The information provided by the CI in 1989 was too unreliable. Even if the reliability of the CI had been established, the information was too stale to provide a reasonable belief that there would be officer peril two years later in 1991. Likewise, the second CI's hearsay statements that Craft was known to possess firearms was insufficient to support the officer peril exception. While the reliability of this CI may have been established, the state did not establish that it was reasonable for the officer to rely upon the information provided as a justification for not complying with the knock-and-announce procedure. No testimony was presented regarding when the CI obtained the information that Craft was known to possess firearms, from whom this information was obtained, how it was obtained, when any personal observations may have been made, what they were, or where they were made. It may be that the officer could have supplied additional testimony to establish a basis for a reasonable belief that the officers' peril would have been increased had they complied with the knock-and-announce requirement at the time of the execution of the warrant. However, such testimony was not presented. Other than the hearsay from an unreliable informant regarding an incident in 1989, the testimony presented may be characterized as the type of generalized knowledge that the Bamber court found to be insufficient.

Further, a CI's statement that Craft had listening devices and a police scanner does not justify entry without knocking and announcing. Given that the purpose of the knock-and-announce statute is to give notice to the occupants that law enforcement officers are present, the fact that Craft may have been able to independently obtain this information shortly before the officers would be required to announce their presence does not, in and of itself, give rise to a reasonable belief by the officers that they would be in danger.
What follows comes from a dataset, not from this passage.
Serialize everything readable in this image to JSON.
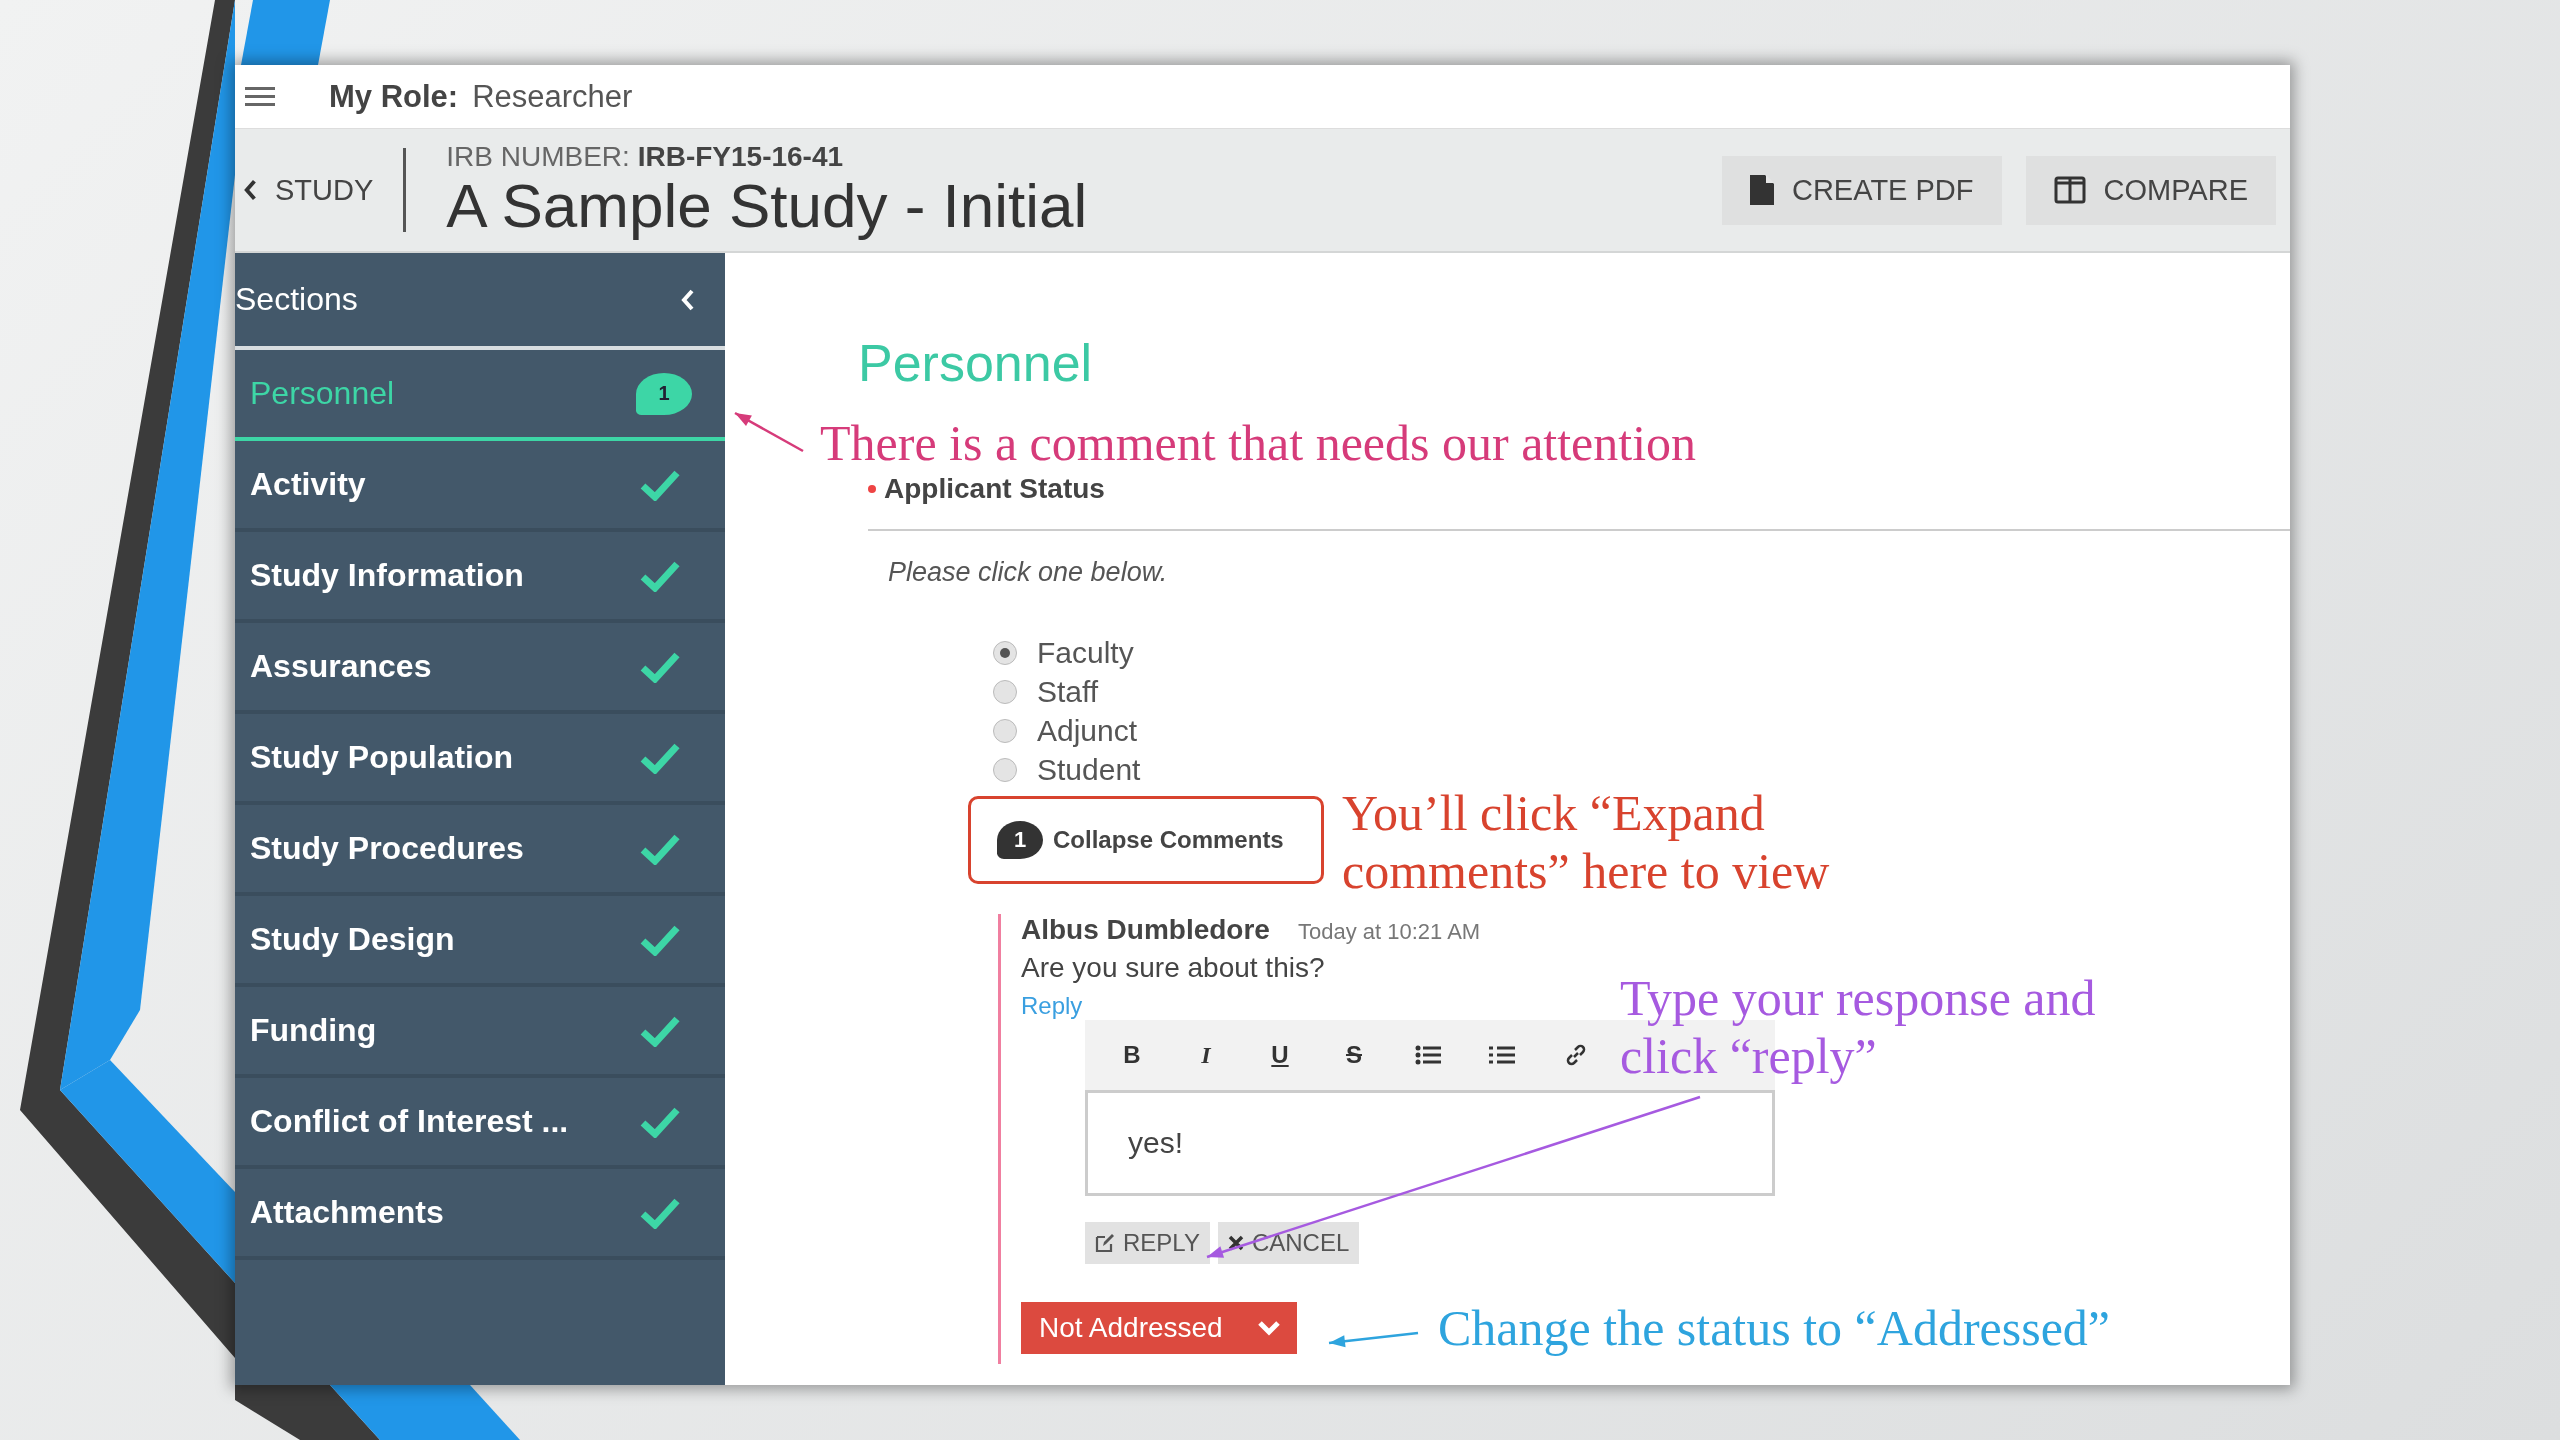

It is significant to note that none of the officers provided any case specific explanation that reasonably caused them to believe that Craft may harm them.

This case is distinguishable on its facts from our previous decision in State v. Avendano, 540 So.2d 920 (Fla. 2d DCA 1989), where a reliable CI provided information that the defendant and two others would be armed on the morning of the execution of the search warrant in case something went wrong with the planned drug deal. In the present case, the evidence was merely speculation based upon stale and generalized information. An officer's belief that he or she may be in peril if the knock-and-announce procedure is followed should be based on particular circumstances existing at the time of the entry and should be grounded on something more than generalized knowledge that a defendant has been known to carry a weapon at some time in the past. See Bamber, 630 So.2d 1048; Benefield, 160 So.2d 706.

Accordingly, we reverse and remand with directions that the defendant be discharged because the issues raised in the motion to suppress were dispositive.

FRANK, C.J., and PATTERSON and FULMER, JJ., concur.

NOTES

[1] Section 933.09 provides: "The officer may break open any outer door, inner door or window of a house, or any part of a house or anything therein, to execute the warrant, if after due notice of his authority and purpose he is refused admittance to said house or access to anything therein."

[2] "[W]e conclude that even if probable cause exists for the arrest of a person, our statute is violated by an unannounced intrusion in the form of a breaking and entering any building, including a private home, except (1) where the person within already knows of the officer's authority and purpose; (2) where the officers are justified in the belief that the persons within are in imminent peril of bodily harm; (3) if the officer's peril would have been increased had he demanded entrance and stated the purpose, or (4) where those within made aware of the presence of someone outside are then engaged in activities which justify the officers in the belief that an escape or destruction of evidence is being attempted." 160 So.2d at 710.

[3] Officers testified that the search warrant was a "no-knock warrant." No-knock warrants are not authorized in Florida. State v. Bamber, 630 So.2d 1048, 1050-1051 (Fla. 1994).